Columna publicada el 22.09.29 en El Mercurio.

El populismo está de moda. Su explosión en distintas partes del mundo ha tenido como correlato su uso predominante en cualquier análisis o discusión contingente. Y Chile no es la excepción. Basta mirar los titulares de las últimas semanas para confirmar su relevancia, apareciendo como el protagonista de nuevos libros, cartas, columnas, y también, para mantener las tradiciones, de los adjetivos que utiliza la clase política de lado y lado para descalificar las propuestas del adversario. Pero si bien es estimulante constatar el interés por la materia, no es para nada claro que estemos captando adecuadamente el fenómeno, algo que podemos advertir en algunos transversales y recurrentes prejuicios en la aproximación dominante.

Una de las definiciones más difundidas del populismo es aquella que lo presenta como una patología. Con independencia de sus versiones, el populismo sería siempre una enfermedad, y su relación con el orden político vigente, necesariamente, la de una amenaza que debe erradicarse. Se trata de una definición insuficiente, pues determina a priori el carácter del fenómeno, sin siquiera intentar comprender sus particularidades. Esto no implica en ningún caso desconocer los aspectos cuestionables del populismo; la dificultad aparece cuando su patologización excusa de la reflexión y autocrítica a quienes lo miran con alarma.

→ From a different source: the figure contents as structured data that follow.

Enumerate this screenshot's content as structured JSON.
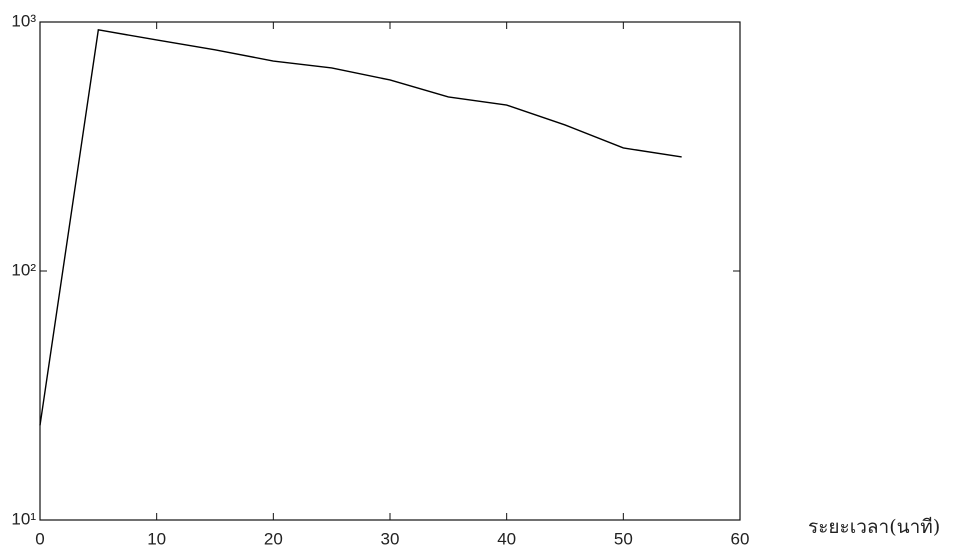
{
  "chart_data": {
    "type": "line",
    "x": [
      0,
      5,
      10,
      15,
      20,
      25,
      30,
      35,
      40,
      45,
      50,
      55
    ],
    "series": [
      {
        "color": "#000000",
        "values": [
          24,
          930,
          847,
          773,
          697,
          654,
          585,
          500,
          464,
          386,
          312,
          287
        ]
      }
    ],
    "xlabel": "ระยะเวลา(นาที)",
    "xlim": [
      0,
      60
    ],
    "xticks": [
      0,
      10,
      20,
      30,
      40,
      50,
      60
    ],
    "ylim": [
      10,
      1000
    ],
    "yscale": "log",
    "yticks": [
      {
        "value": 10,
        "label": "10¹"
      },
      {
        "value": 100,
        "label": "10²"
      },
      {
        "value": 1000,
        "label": "10³"
      }
    ]
  }
}
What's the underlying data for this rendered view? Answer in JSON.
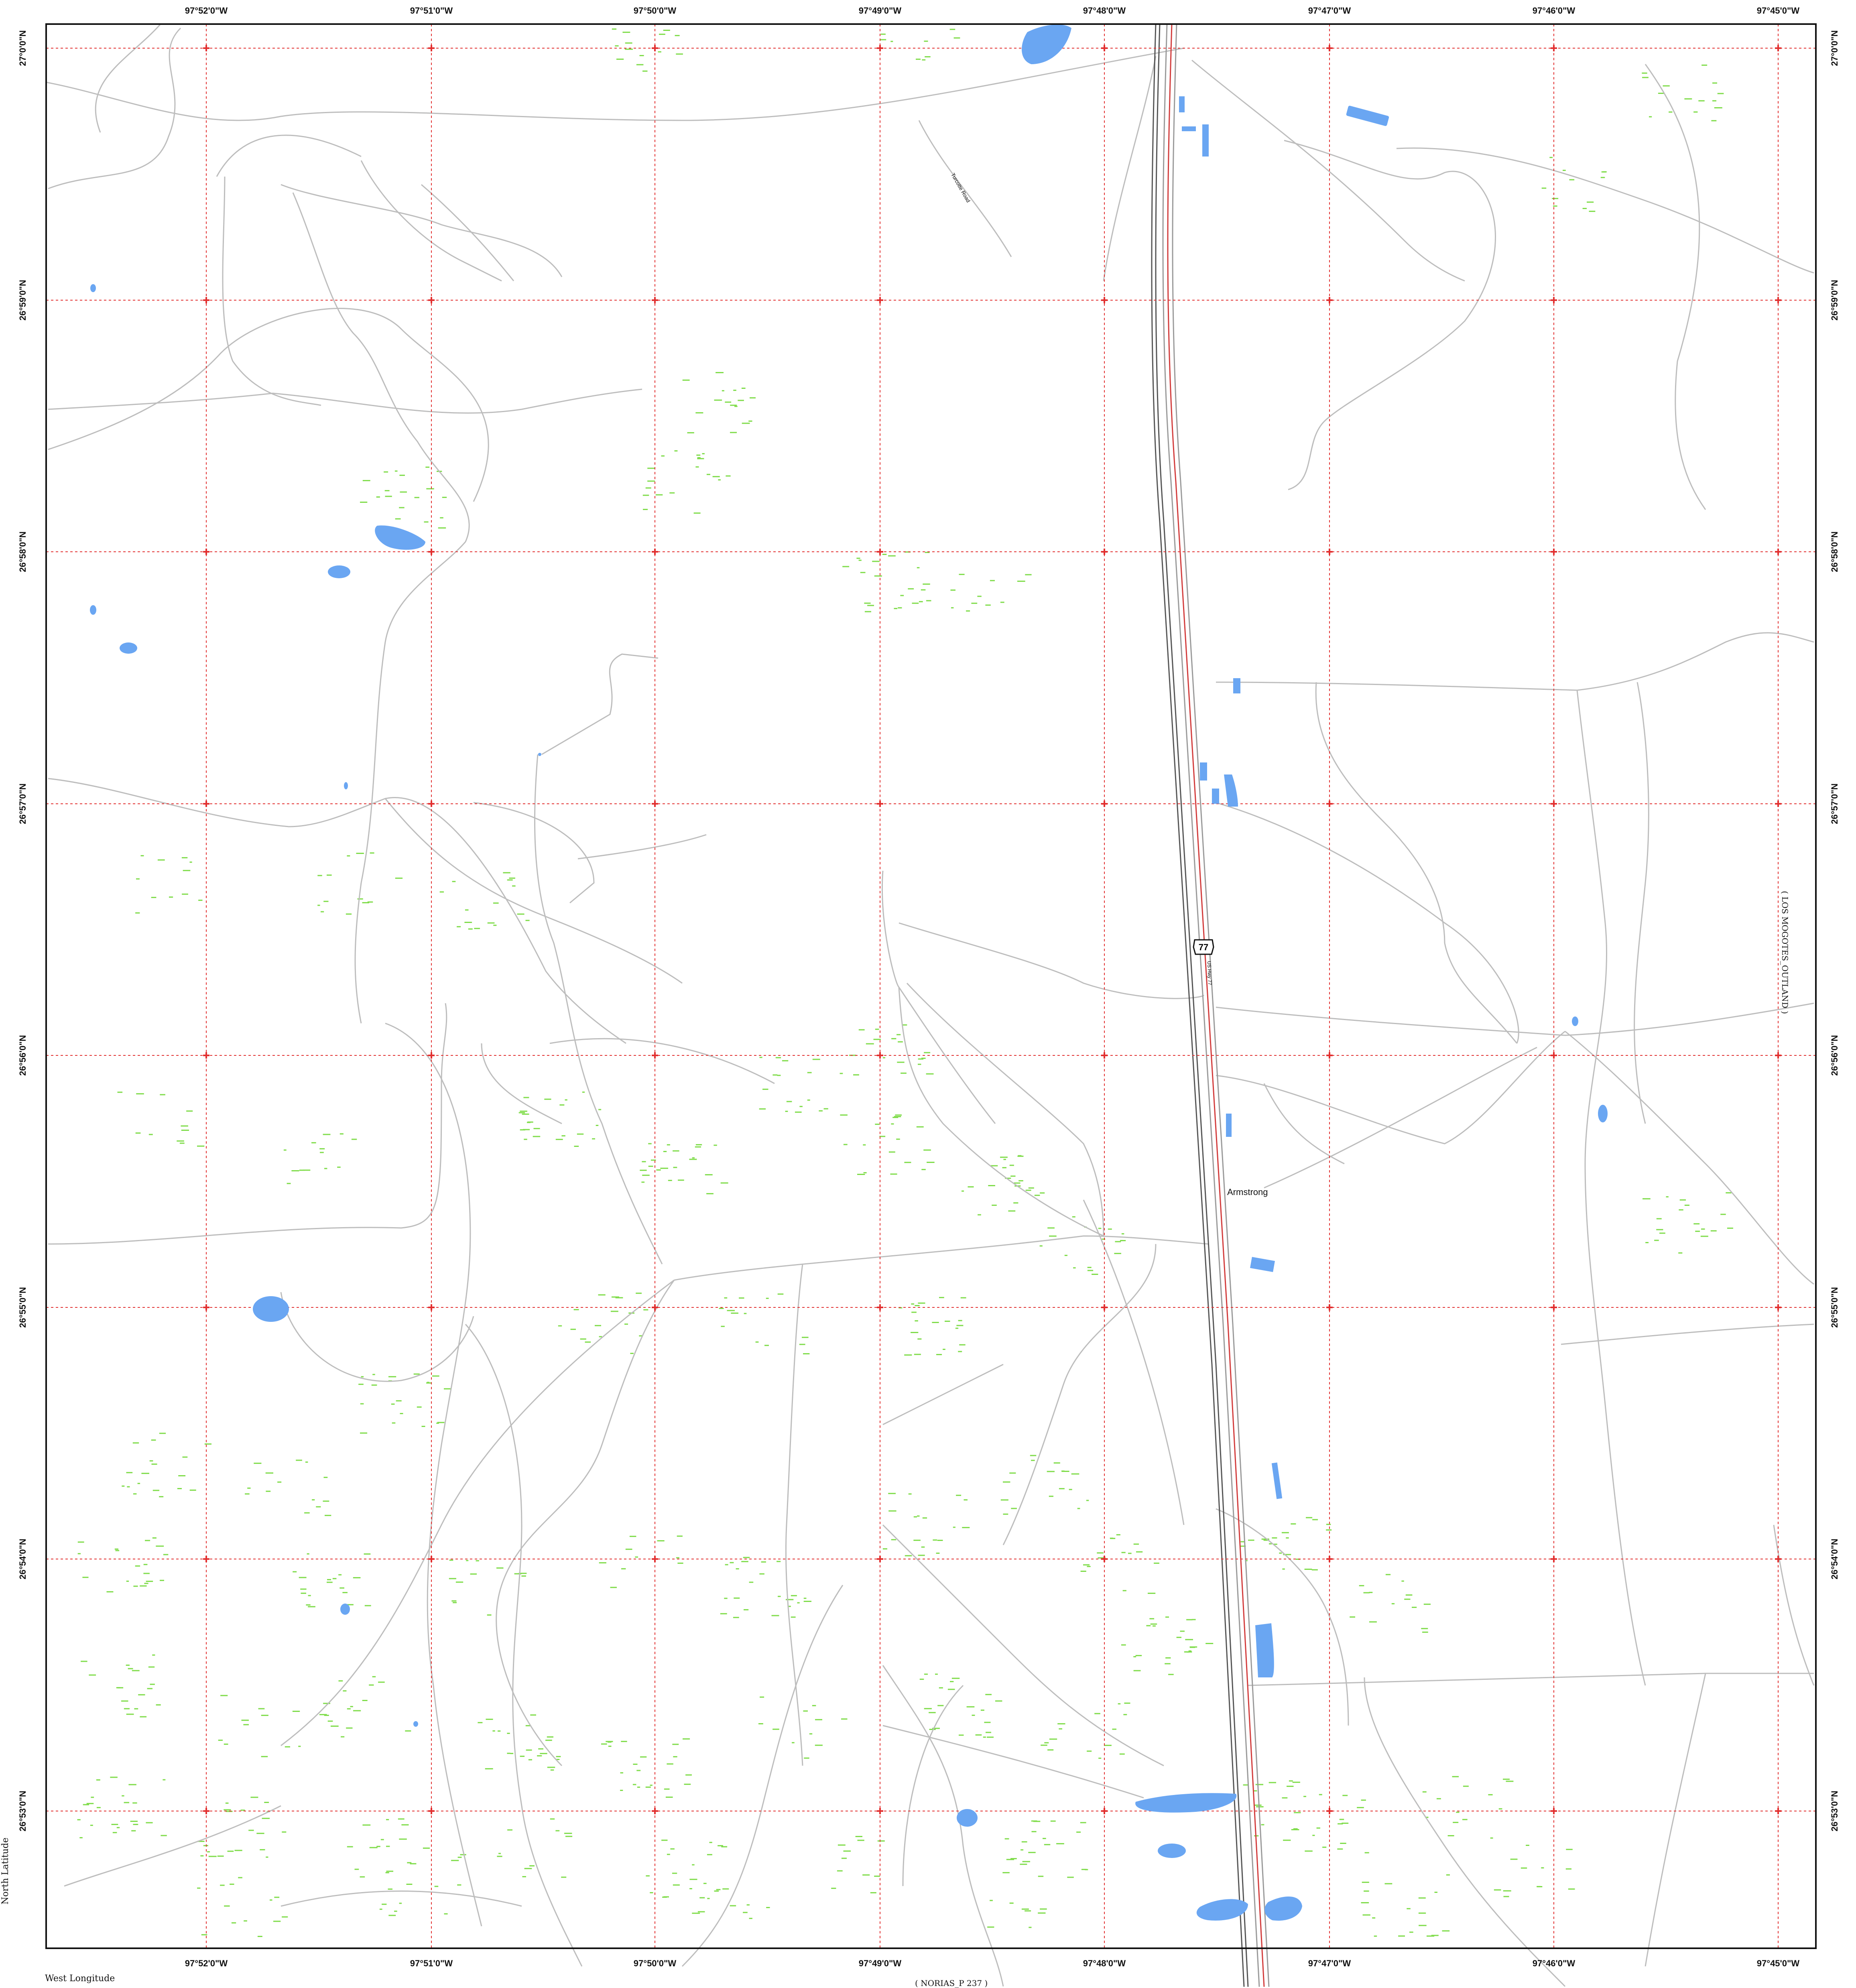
{
  "map": {
    "longitude_labels": [
      "97°52'0\"W",
      "97°51'0\"W",
      "97°50'0\"W",
      "97°49'0\"W",
      "97°48'0\"W",
      "97°47'0\"W",
      "97°46'0\"W",
      "97°45'0\"W"
    ],
    "latitude_labels": [
      "27°0'0\"N",
      "26°59'0\"N",
      "26°58'0\"N",
      "26°57'0\"N",
      "26°56'0\"N",
      "26°55'0\"N",
      "26°54'0\"N",
      "26°53'0\"N"
    ],
    "place_name": "Armstrong",
    "highway_shield": "77",
    "highway_name": "US Hwy 77",
    "road_name": "Turcotte Road",
    "left_margin_note": "North Latitude",
    "bottom_left_note": "West Longitude",
    "bottom_center_note": "( NORIAS_P 237 )",
    "right_margin_note": "( LOS MOGOTES_OUTLAND )",
    "colors": {
      "grid": "#e23030",
      "water": "#6aa6f2",
      "roads": "#bdbdbd",
      "highway": "#d23c3c",
      "railroad": "#555555",
      "vegetation": "#7fdc4a"
    }
  }
}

¿Qué papel jugó la clase política en el establecimiento de las condiciones que permitieron su ascenso? ¿No es una forma camuflada de lavarse las manos el agrupar en una única instancia, por lo demás externa, todas las responsabilidades que nos han conducido a la situación actual? ¿No es esa estrategia justamente parte de la explicación del descontento y desconfianza de una ciudadanía que siente a las élites cada vez más lejos de su realidad?

Esta coincidencia en la patologización del populismo redunda a su vez en una casi obsesiva caracterización de los líderes populistas y sus proyectos. Si el fenómeno es una enfermedad que debe atacarse, parece natural conducir el esfuerzo comprensivo y sobre todo el combate a quienes lo encabezan. Así, nadie mira a los seguidores que han decidido votar a tales líderes, y sus comportamientos solo interesan como evidencia para constatar el descontento y la desafección, mera expresión de actitudes pasivas y reactivas.

En ese sentido, sorprende cómo la clase política y parte importante de los analistas de nuestro debate público coinciden también en un fuerte elitismo a la hora de observar los fenómenos sociales. Y aunque algunos estén dispuestos a llegar más lejos en su comprensión reconociendo ciertas faltas, el protagonismo siempre recae sobre ellos mismos: dejamos de comunicar nuevas ideas, nos hemos distraído en vanas discusiones, abandonamos la defensa de la legitimidad de nuestras buenas políticas. De este modo, los cambios de escenario solo se explican por la acción o desidia de quienes están en el poder, prejuicio que va encerrando la reflexión en una especie de autorreferencia que se vuelve cada vez más problemática, como si se tratara apenas del enfrentamiento entre los Trump y Trudeau de este mundo.

¿No será, quizás, que han ocurrido también cambios a nivel sociológico, que las personas hoy estén descubriendo a la luz de su experiencia cotidiana (porque no solo se toma conciencia en los libros) los problemas y tensiones de los proyectos de desarrollo implementados, los cuales parecen imperceptibles para quienes los encabezan? ¿No necesitaremos, tal vez, de un gesto de humildad, antes que del voluntarismo combativo, que se traduzca en una observación atenta (aunque menos rentable) de la sociedad que se busca conducir?

Por cierto, es difícil hacerse cargo de estas cuestiones, pues se trata de una tarea de largo aliento, y bien sabemos que los ritmos lentos son poco atractivos en los tiempos que corren. Pero al mismo tiempo, en estas preguntas podría aparecer también un nuevo horizonte de consenso para una clase política que hoy parece encontrarse únicamente en el escándalo frente a un fenómeno en el que no han sido capaces de reconocer a nadie más que a aquellos que amenazan con reemplazarlos.